Мужчины смотрели, как псарь вывалил вареное мясо в корыто, а гончие, теснясь и толкаясь, занимали места у кормушки.

– Полагаю, вы пришли потолковать об убийстве, – не оглядываясь, проронил хозяин поместья.

– Об убийствах, – поправил Девлин. – Там ведь два трупа обнаружилось.

– Ну да, два, – фыркнул сквайр. – Ровно вдвое больше того, с чем мне приходилось иметь дело. Верите, я до смерти рад спихнуть это разбирательство на Боу-стрит. Что я могу знать об убийствах?

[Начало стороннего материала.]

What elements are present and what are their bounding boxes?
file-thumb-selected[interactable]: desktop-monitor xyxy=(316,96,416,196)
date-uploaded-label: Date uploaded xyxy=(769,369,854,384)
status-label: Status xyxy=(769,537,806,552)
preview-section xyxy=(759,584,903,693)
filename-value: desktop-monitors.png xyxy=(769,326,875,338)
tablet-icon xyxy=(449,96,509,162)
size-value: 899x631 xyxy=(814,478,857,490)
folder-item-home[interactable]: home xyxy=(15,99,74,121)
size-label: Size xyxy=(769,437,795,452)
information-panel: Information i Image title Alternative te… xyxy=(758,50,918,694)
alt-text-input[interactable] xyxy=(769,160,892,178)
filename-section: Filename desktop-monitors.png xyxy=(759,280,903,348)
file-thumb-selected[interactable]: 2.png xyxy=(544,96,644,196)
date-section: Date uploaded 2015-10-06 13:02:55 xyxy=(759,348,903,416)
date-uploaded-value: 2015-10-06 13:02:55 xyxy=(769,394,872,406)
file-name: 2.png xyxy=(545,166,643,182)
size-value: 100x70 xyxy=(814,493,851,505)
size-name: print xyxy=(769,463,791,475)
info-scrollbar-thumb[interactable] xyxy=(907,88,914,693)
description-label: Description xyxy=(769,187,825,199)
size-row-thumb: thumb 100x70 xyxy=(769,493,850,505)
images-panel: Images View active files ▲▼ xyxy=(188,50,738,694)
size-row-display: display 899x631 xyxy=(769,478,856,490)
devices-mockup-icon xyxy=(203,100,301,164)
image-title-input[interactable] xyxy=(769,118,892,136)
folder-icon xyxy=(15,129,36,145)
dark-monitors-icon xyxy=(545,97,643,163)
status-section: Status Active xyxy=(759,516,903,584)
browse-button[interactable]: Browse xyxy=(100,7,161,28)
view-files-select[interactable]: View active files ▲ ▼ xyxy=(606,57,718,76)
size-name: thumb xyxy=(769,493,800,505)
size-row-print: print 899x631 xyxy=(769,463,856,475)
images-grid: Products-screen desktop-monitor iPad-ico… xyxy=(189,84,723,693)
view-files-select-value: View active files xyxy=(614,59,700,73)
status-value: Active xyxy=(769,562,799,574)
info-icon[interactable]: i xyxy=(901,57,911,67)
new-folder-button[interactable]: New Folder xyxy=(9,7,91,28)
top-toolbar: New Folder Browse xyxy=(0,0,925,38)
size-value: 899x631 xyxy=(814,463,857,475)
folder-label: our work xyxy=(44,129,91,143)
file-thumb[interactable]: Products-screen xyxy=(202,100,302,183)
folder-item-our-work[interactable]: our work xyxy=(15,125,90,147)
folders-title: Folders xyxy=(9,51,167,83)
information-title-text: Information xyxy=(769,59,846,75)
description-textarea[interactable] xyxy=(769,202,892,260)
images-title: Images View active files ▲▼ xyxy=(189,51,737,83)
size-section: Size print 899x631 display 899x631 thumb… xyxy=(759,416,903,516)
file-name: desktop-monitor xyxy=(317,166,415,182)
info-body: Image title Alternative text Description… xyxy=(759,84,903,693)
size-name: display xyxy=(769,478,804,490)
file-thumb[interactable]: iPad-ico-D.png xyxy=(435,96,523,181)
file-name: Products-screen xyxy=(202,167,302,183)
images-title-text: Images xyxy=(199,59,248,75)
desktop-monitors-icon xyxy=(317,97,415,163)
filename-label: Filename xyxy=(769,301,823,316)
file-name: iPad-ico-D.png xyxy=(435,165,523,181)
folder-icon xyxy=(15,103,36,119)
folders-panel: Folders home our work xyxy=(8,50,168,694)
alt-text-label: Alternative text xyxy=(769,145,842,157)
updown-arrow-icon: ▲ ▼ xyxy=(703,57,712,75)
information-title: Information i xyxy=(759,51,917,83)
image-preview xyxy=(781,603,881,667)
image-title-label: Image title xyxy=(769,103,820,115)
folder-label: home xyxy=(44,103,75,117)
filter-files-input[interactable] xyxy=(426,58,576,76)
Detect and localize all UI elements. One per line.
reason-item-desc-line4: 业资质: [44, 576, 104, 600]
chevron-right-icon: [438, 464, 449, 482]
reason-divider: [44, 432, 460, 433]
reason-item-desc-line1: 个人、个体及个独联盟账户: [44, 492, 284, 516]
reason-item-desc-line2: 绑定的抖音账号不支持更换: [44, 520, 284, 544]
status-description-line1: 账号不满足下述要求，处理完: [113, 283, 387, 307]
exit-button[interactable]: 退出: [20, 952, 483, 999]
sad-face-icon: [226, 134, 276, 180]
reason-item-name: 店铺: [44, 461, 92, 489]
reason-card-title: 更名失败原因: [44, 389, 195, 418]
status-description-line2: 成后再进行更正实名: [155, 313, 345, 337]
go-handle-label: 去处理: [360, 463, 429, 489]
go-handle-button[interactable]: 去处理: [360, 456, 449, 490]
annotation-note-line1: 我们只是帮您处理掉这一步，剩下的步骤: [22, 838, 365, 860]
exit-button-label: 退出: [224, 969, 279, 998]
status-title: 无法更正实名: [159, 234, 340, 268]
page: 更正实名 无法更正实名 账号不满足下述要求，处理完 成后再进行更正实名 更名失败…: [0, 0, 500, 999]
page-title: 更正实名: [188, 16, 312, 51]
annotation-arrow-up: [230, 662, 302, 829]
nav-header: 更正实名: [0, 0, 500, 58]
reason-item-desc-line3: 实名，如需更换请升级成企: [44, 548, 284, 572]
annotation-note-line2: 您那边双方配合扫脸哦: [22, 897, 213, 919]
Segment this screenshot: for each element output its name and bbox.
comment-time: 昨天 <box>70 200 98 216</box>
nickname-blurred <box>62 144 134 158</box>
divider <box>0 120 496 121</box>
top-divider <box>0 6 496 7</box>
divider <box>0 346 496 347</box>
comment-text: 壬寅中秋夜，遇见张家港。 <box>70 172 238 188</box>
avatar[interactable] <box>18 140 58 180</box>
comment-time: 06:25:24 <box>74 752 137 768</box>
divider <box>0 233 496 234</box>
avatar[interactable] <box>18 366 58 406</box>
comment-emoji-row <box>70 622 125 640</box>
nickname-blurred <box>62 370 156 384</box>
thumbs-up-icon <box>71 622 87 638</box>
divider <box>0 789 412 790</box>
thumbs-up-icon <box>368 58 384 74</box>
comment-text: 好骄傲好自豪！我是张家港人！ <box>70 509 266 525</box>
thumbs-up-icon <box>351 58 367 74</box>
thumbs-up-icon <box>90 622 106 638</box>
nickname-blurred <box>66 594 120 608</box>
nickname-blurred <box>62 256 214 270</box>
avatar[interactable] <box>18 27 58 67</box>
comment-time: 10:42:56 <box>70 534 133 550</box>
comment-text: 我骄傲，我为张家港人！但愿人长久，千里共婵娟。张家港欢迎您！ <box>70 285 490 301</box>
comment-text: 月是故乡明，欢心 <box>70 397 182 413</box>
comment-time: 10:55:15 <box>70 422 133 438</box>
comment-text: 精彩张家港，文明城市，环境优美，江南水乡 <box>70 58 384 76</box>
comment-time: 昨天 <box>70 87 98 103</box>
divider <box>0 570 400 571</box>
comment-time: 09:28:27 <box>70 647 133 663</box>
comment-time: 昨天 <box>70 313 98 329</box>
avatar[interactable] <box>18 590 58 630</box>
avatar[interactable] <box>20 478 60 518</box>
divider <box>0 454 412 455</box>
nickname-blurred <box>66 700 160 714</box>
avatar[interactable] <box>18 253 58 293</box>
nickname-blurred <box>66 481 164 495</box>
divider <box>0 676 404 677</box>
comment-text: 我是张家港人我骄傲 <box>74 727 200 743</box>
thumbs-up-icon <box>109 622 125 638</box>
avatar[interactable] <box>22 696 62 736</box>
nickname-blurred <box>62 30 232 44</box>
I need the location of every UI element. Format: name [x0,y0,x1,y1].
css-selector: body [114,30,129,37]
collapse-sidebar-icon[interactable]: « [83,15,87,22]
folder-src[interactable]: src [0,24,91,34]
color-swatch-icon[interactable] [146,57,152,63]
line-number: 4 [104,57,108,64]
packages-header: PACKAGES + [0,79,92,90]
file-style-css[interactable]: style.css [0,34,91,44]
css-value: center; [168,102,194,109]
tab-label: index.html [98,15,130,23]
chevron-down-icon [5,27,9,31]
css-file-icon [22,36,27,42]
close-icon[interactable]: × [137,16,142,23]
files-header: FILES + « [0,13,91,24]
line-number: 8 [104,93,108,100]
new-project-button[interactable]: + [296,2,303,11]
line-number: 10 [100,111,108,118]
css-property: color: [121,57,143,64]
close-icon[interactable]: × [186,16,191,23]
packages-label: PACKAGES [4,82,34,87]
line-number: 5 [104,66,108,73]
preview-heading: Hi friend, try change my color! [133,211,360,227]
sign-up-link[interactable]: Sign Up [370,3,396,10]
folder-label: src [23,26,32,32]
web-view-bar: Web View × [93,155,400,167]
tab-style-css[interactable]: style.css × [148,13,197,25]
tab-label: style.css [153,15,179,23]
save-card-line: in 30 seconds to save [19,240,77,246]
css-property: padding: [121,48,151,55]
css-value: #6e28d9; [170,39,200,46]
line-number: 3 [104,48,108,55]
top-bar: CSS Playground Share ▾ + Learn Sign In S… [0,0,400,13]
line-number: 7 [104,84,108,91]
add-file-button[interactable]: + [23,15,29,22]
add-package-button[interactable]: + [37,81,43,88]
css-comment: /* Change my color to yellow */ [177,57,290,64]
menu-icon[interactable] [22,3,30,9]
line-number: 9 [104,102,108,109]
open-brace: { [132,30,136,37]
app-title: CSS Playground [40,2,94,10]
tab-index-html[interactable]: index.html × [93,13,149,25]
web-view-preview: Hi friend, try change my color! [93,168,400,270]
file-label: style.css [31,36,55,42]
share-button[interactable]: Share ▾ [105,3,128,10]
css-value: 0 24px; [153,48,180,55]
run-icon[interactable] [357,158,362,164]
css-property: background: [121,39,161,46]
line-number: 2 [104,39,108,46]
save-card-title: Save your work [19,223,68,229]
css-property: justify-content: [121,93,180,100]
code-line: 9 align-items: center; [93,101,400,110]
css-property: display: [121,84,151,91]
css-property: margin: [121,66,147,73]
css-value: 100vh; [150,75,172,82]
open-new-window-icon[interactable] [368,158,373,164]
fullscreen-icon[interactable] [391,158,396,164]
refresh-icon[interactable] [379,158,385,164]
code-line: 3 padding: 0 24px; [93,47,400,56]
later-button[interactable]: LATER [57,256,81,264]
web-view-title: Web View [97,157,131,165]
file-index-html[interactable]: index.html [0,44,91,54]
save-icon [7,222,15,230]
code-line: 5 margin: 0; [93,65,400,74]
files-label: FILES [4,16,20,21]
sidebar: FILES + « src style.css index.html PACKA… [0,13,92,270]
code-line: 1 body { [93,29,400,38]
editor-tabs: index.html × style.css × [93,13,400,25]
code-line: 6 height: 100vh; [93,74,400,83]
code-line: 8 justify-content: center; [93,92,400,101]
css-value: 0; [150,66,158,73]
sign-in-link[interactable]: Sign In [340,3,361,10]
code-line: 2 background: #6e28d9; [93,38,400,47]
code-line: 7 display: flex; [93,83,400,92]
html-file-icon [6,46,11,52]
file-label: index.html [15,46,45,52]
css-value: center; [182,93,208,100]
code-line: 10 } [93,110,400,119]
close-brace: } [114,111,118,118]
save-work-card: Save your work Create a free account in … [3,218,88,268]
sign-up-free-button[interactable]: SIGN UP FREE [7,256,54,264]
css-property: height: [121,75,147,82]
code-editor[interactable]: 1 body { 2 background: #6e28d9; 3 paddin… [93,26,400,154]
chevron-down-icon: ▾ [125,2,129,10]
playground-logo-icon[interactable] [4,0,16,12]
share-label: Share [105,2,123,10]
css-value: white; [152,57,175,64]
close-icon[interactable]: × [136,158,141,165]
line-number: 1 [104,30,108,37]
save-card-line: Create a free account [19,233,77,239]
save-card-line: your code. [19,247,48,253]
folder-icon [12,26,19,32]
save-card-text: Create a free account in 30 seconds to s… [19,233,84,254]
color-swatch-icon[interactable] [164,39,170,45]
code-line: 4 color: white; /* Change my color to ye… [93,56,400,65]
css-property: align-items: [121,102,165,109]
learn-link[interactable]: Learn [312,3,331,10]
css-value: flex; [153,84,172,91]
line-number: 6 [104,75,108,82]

Себастьян разглядывал помещичью свору, жадно насыщающуюся у корыта. Собаки были мельче, чем большинство лисьих гончих, но крепкого сложения, с широкими головами.

– Насколько я понял, отец Эрншоу, найдя тело епископа, прибежал к вам. В котором часу это было?

– Кажется, около восьми. Может, в полдевятого. Поначалу я подумал, что его преподобие совсем умом тронулся, такую околесицу он нес о склепе, убиенных епископах и лужах крови. Ему пришлось какое-то время убеждать меня, прежде чем я все-таки согласился сходить к церкви и взглянуть. Но там действительно оказался мертвый епископ. Мертвее не бывает.

– Вы и первый труп видели?

– То страшилище в бархатном камзоле и кружевах? – красноватые щеки Пайла вытянулись, и сквайр, сложив трубочкой губы, длинно выдохнул. – Мне это лицо до конца жизни будет являться в снах. Точнее, в кошмарах. По виду точно свинья, пересушенная в коптильне.

– Вы не узнали жертву?

Помещик хохотнул, колыхнув объемистым животом.

– Никогда не водил знакомства ни с кем, похожим на копченую свинью. А вы?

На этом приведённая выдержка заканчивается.